A few months ago I blogged about survey data (specifically Likert scale data), the inevitable problem of missing data, and a few simple ideas for how to smooth over that problem prior to using the data in a regression model. (“Surveys and missing data.“) I recently had a great email from Tom Knapp, Professor Emeritus, University of Rochester and The Ohio State University (bio), who pointed out that I left out “one popular but controversial option”: Substitute for a missing response the mean of that person’s other responses.
He writes: “The main reason it’s controversial is that it tends to artificially increase the internal-consistency reliability of the measuring instrument — it makes the items look like they hang together better than they do.”
(For our purposes, which are purely predictive, I think this approach is justified. When the alternative is dropping the case from the analysis, we should not feel we’re messing with the data if we seek other methods that offer significant predictors.)
Professor Knapp is not a fan of any imputation methods that are based on “missing at random” or “missing completely at random” assumptions. “People don’t flip coins in order to decide whether or not to respond to an item,” he writes.
(I wonder, though, if there’s any harm in using these methods if the number of missing answers is low, and there is no apparent pattern to the missingness?)

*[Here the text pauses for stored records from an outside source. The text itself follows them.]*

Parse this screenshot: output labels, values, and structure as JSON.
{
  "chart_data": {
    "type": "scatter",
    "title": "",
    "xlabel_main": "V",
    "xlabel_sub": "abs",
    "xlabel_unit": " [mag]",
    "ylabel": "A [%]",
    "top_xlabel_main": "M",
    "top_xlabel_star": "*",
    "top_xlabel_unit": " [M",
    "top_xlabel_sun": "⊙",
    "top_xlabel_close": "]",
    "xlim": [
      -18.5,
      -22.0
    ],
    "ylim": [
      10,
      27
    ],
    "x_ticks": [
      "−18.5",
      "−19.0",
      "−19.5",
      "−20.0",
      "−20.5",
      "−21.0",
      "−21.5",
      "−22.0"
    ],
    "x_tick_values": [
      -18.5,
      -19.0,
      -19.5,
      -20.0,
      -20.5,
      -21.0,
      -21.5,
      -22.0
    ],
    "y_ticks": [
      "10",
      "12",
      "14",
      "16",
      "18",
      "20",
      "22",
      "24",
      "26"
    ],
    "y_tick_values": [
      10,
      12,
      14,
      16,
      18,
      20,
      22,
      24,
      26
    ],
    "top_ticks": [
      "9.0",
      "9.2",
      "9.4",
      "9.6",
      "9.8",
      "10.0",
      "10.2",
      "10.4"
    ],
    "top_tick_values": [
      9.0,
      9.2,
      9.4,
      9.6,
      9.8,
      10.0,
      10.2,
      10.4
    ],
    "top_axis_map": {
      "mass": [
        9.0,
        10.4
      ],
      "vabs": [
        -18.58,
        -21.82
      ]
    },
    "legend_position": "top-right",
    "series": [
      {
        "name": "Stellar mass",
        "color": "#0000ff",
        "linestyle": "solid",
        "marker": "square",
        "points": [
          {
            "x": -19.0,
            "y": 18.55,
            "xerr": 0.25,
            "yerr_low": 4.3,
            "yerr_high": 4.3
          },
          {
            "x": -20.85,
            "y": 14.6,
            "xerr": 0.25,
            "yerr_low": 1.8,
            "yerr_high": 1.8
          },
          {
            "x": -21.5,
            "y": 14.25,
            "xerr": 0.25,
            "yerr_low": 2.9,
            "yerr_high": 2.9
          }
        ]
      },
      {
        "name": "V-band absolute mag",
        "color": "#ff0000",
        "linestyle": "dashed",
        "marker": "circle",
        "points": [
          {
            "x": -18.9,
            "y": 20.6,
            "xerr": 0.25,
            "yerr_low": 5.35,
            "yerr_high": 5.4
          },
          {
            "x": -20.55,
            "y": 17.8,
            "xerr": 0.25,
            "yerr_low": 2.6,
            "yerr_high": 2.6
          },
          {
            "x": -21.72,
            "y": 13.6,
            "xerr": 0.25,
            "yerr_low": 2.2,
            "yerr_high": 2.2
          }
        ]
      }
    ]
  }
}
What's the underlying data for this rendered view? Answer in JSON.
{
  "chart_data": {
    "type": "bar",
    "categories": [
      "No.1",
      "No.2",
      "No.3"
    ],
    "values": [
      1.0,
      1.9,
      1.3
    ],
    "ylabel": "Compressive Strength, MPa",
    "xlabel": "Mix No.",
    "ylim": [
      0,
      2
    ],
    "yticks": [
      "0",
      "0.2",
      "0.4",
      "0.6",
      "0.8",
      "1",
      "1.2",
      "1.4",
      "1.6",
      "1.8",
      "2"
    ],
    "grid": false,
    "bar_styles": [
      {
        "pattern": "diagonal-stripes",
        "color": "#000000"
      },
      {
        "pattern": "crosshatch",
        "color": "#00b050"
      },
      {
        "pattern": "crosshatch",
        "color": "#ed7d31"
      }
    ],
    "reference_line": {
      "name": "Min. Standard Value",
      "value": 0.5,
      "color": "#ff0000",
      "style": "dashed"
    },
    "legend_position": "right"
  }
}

And finally, Prof. Knapp offered this very helpful paper written by Tom Breur, Missing Data and What to Do About It, available as a free download here. It’s a couple of shades more technical than my previous discussion but it’s an excellent overview.
Postscript: Today (18 May 2010) as I am engaged in replacing missing values in Likert scale questions in some survey data I am analyzing, I realize one strength of substituting the mean of a person’s other responses: It ensures that people who skip a lot of questions and give negative responses to the ones they do answer won’t end up resembling the rest of the survey population, who may have given very positive responses. It might be more reasonable to assume that a person’s responses, had they bothered to offer them, would have been consistent with the responses they did offer – more reasonable, surely, than assuming they would be consistent with how the survey population in general responded. So perhaps incorporating survey data into a regression model requires two stages of missing-value replacement: 1) same-person mean response substitution (a la Prof. Knapp, above) for respondents who failed to answer all the questions, and 2) mean-value substitution for all the rest of the population who did not participate in the survey or were not invited. If that sounds like a lot of bother, yes it is. But knowing how darned predictive survey data is, I would be willing to go to the extra trouble to get it right.